Yazının Giriş Tarihi: 06.03.2022 16:57
Yazının Güncellenme Tarihi: 06.03.2022 16:57

Balkan savaşının doğu cephesini anlatırken önceki yazılarımızda Kırkkilise ve Lüleburgaz muharebelerini  analiz etmiştik bu yazımızda ise Çatalca muharebesini inceleyeceğiz.Kırkkilise, ardından da Lüleburgaz'da Bulgarlar karşısında alınan ağır yenilginin ardından Osmanlı ordusu panik içerisinde İstanbul'a doğru çekiliyordu. Artık savaş İstanbul'a taşınmıştı ve Çatalca'da İstanbul'un kaderi için son bir savaş daha verilecekti.Osmanlı ordusu Kırkkilise'den sonra Lüleburgaz'da da yenilmiş ve İstanbul'a doğru geri çekilmişti. Bulgar ordusu ise arka arkaya zaferler kazanmasına rağmen yorgundu ve ilerlemeye devam edebilecek durumda değildi, tam 5 gün boyunca dinlendi. Bu süre Osmanlılara yeni bir savunma hattı kurabilmek için zaman kazandırmıştı. Osmanlı, son savaşını Çatalca'da verecekti. Çatalca, Osmanlı ordusunun İstanbul önlerinde geri çekilebileceği son noktaydı, ya burayı savunacak ya da başkentini kaybedecekti. Anadolu'dan getirilen askerler ve silahlarla Çatalca'da öncekilerden daha güçlü bir savunma hattı kuruldu. Takviyelerle birlikte Çatalca hattında yaklaşık 140.000 asker ve 310 top konuşlanmıştı.. Çatalca'daki ordunun komutasını Nazım Paşa üstlenmişti. Nazım Paşa, Çatalca hattına gelerek ordunun durumunu yerinde incelediğinde burada birkaç günden fazla dayanılamayacağına kanaat getirdi ve hükümete diplomatik yollara başvurulmasını tavsiye etti. Sadrazam Kamil Paşa barış görüşmelerinde masada söz sahibi olabilmek için Çatalca mevkiinin kesinlikle savunulması gerektiğinde ısrar ediyordu. Yine de Yanbolu'da karargah kurmuş olan Bulgar Çarı Ferdinand'a 12 Kasım 1912'de ateşkes teklifi iletildi. Çar Ferdinand ise İstanbul'a bu kadar yaklaşmışken durmak istemiyordu, teklife cevap dahi vermedi. Bulgar Ordusu Trakya'nın bozuk yollarında Çatalca'ya doğru günde 15 km yol alarak ilerlemeye başladı.

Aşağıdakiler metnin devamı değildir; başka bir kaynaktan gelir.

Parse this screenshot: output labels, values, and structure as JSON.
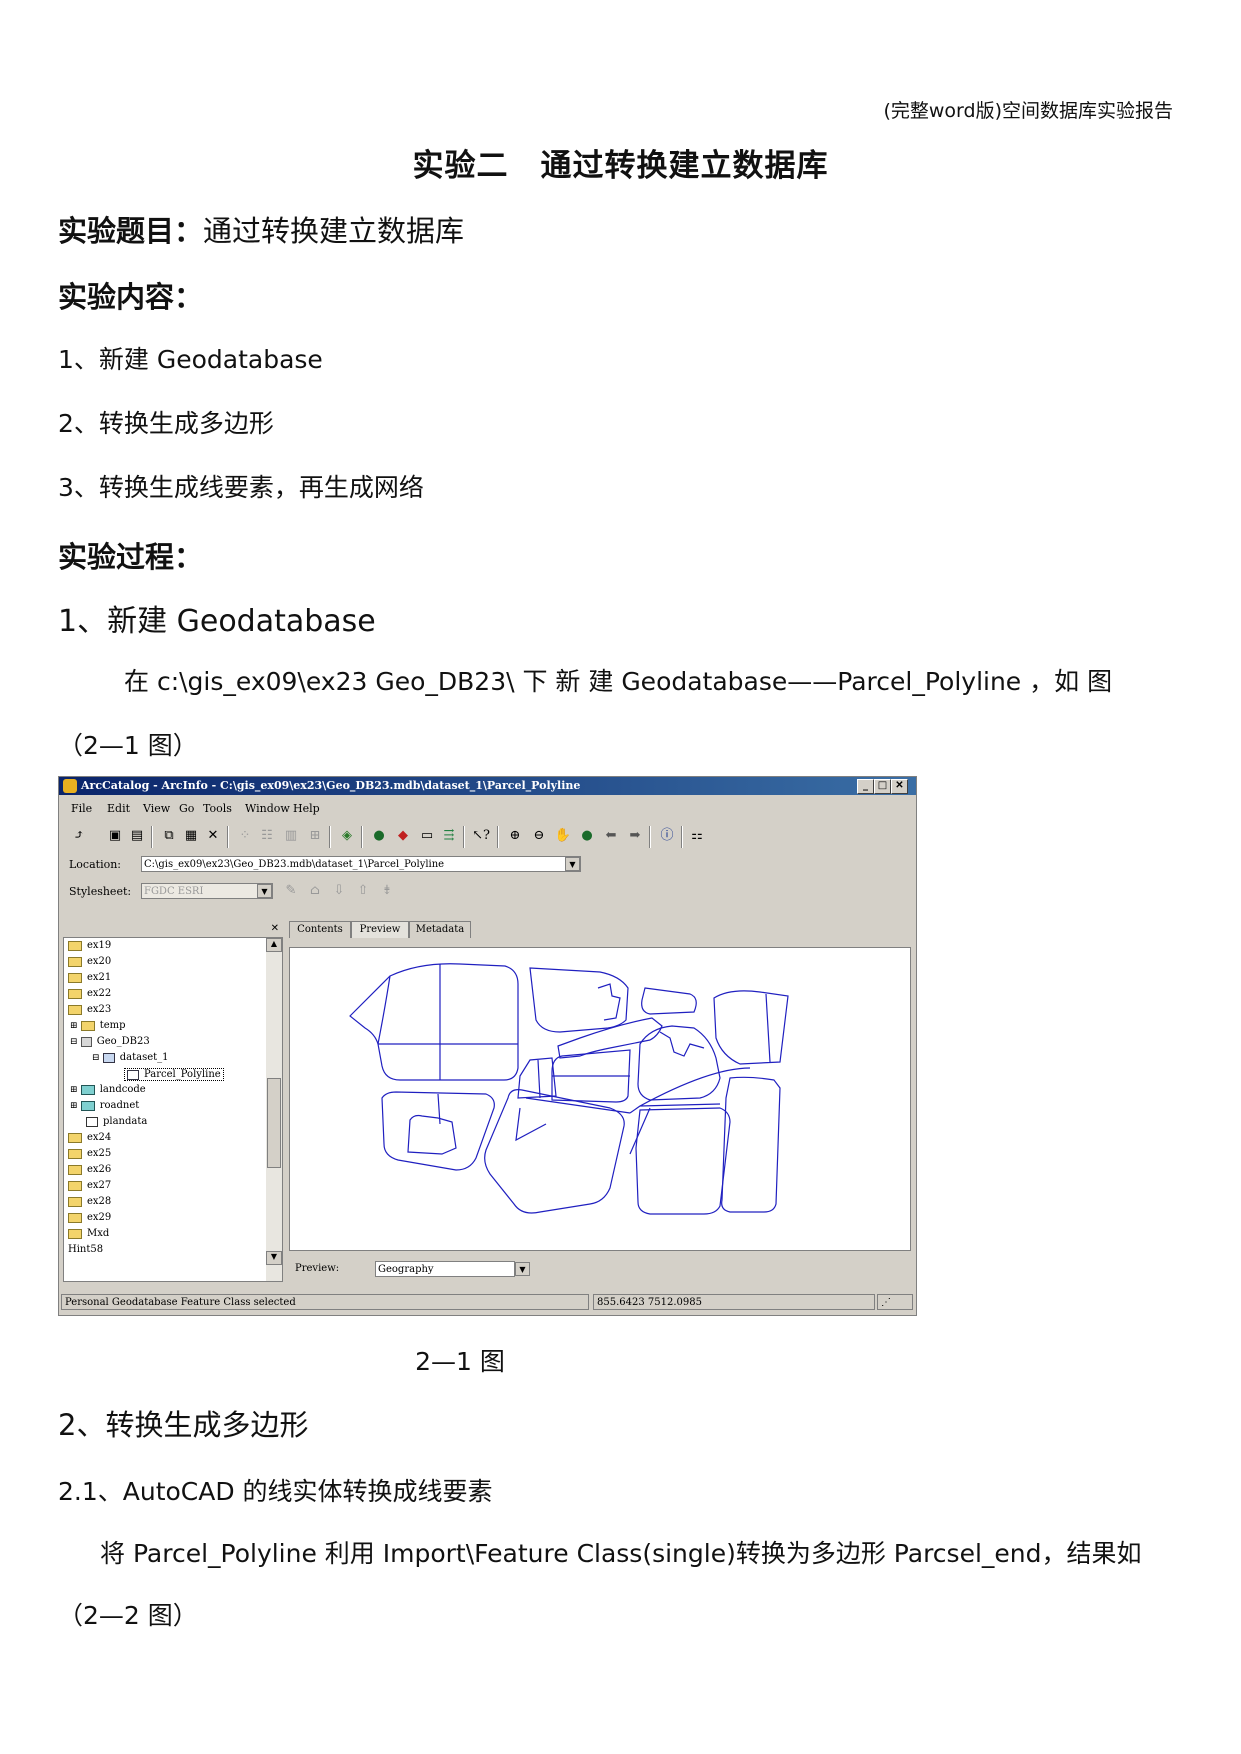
{
  "header": "(完整word版)空间数据库实验报告",
  "title": "实验二　通过转换建立数据库",
  "topic_label": "实验题目：",
  "topic_value": "通过转换建立数据库",
  "content_label": "实验内容：",
  "content_items": [
    "1、新建 Geodatabase",
    "2、转换生成多边形",
    "3、转换生成线要素，再生成网络"
  ],
  "process_label": "实验过程：",
  "step1_heading": "1、新建 Geodatabase",
  "step1_para": "在 c:\\gis_ex09\\ex23 Geo_DB23\\ 下 新 建 Geodatabase——Parcel_Polyline ，如 图",
  "step1_para_cont": "（2—1 图）",
  "screenshot": {
    "title": "ArcCatalog - ArcInfo - C:\\gis_ex09\\ex23\\Geo_DB23.mdb\\dataset_1\\Parcel_Polyline",
    "menus": [
      "File",
      "Edit",
      "View",
      "Go",
      "Tools",
      "Window",
      "Help"
    ],
    "location_label": "Location:",
    "location_value": "C:\\gis_ex09\\ex23\\Geo_DB23.mdb\\dataset_1\\Parcel_Polyline",
    "stylesheet_label": "Stylesheet:",
    "stylesheet_value": "FGDC ESRI",
    "tree": [
      "ex19",
      "ex20",
      "ex21",
      "ex22",
      "ex23",
      "temp",
      "Geo_DB23",
      "dataset_1",
      "Parcel_Polyline",
      "landcode",
      "roadnet",
      "plandata",
      "ex24",
      "ex25",
      "ex26",
      "ex27",
      "ex28",
      "ex29",
      "Mxd",
      "Hint58"
    ],
    "tabs": [
      "Contents",
      "Preview",
      "Metadata"
    ],
    "preview_label": "Preview:",
    "preview_value": "Geography",
    "status_text": "Personal Geodatabase Feature Class selected",
    "coords": "855.6423   7512.0985",
    "line_color": "#2020c0"
  },
  "fig1_caption": "2—1  图",
  "step2_heading": "2、转换生成多边形",
  "step21_heading": "2.1、AutoCAD 的线实体转换成线要素",
  "step2_para": "将 Parcel_Polyline 利用 Import\\Feature Class(single)转换为多边形 Parcsel_end，结果如",
  "step2_para_cont": "（2—2 图）"
}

6 Kasım'da Tekirdağ, 7 Kasım'da Çorlu Bulgarların eline geçti. 8 Kasım'da Çerkezköy, 9 Kasım'da Malkara, 11 Kasım'da Silivri düştü. Bulgarlar adım adım İstanbul'a yaklaşıyordu. Bulgarların İstanbul'a doğru yürüyüşü Avrupa'nın büyük devletleri ile Rusya'yı da rahatsız etmeye başlamıştı. Özellikle Rusya, kendisi yerine Bulgaristan'ın boğazları ele geçirmesinden ve fazla güçlenerek kendi kontrolünden çıkmasından endişeleniyordu. Rusya, Bulgaristan'a daha fazla ilerlememesini, İstanbul'a saldırmaları halinde Rus ordusunun Bulgaristan'a saldıracağını bildiren bir tehdit iletti. Ancak Bulgarlar kendilerini büyük fetih hayallerine kaptırmıştı, bunu dinlemeden ilerlemeye devam etti. Avrupa devletleri ise İstanbul düşerken Müslümanların şehirdeki Hristiyanlara saldırabilecekleri bahanesiyle Fransa, Almanya, İngiltere, Rusya, Avusturya-Macaristan, İtalya, İspanya, Hollanda ve Romanya gemilerinden oluşan bir filoyu İstanbul'a gönderdiler. Bulgarlar Çatalca'ya vardıklarında Osmanlı'nın kolayca yenileceğini düşündüklerinden Osmanlı'dan izin almaksızın bu gemilerden İstanbul'a asker çıkarıldı. Karaya çıkan yaklaşık 2.250 askerin geri çekilmesi için Osmanlı nota verdi ama geri çekilme işi uzatıldıkça uzatıldı. 176.000 kişilik Bulgar Ordusu Çatalca'ya doğru ilerliyordu ama yol boyunca yıpranmaya devam ediyordu. Elverişsiz yollar askerleri yoruyordu. Dizenteri ve kolera salgını baş göstermişti, Çatalca'ya varana kadar yaklaşık 30 bin Bulgar askeri koleraya yakalanmış 4.615'i ölmüştü. Bulgar sağlık hizmetleri salgınlarla başa çıkmada yetersiz kalıyordu. Çeşitli hastalıklar Bulgar ordusunun neredeyse tamamında yayıldı. Salgınlar Osmanlı ordusunda da vardı ama başkente olan yakınlık hastalıklarla mücadeleyi kolaylaştırıyordu.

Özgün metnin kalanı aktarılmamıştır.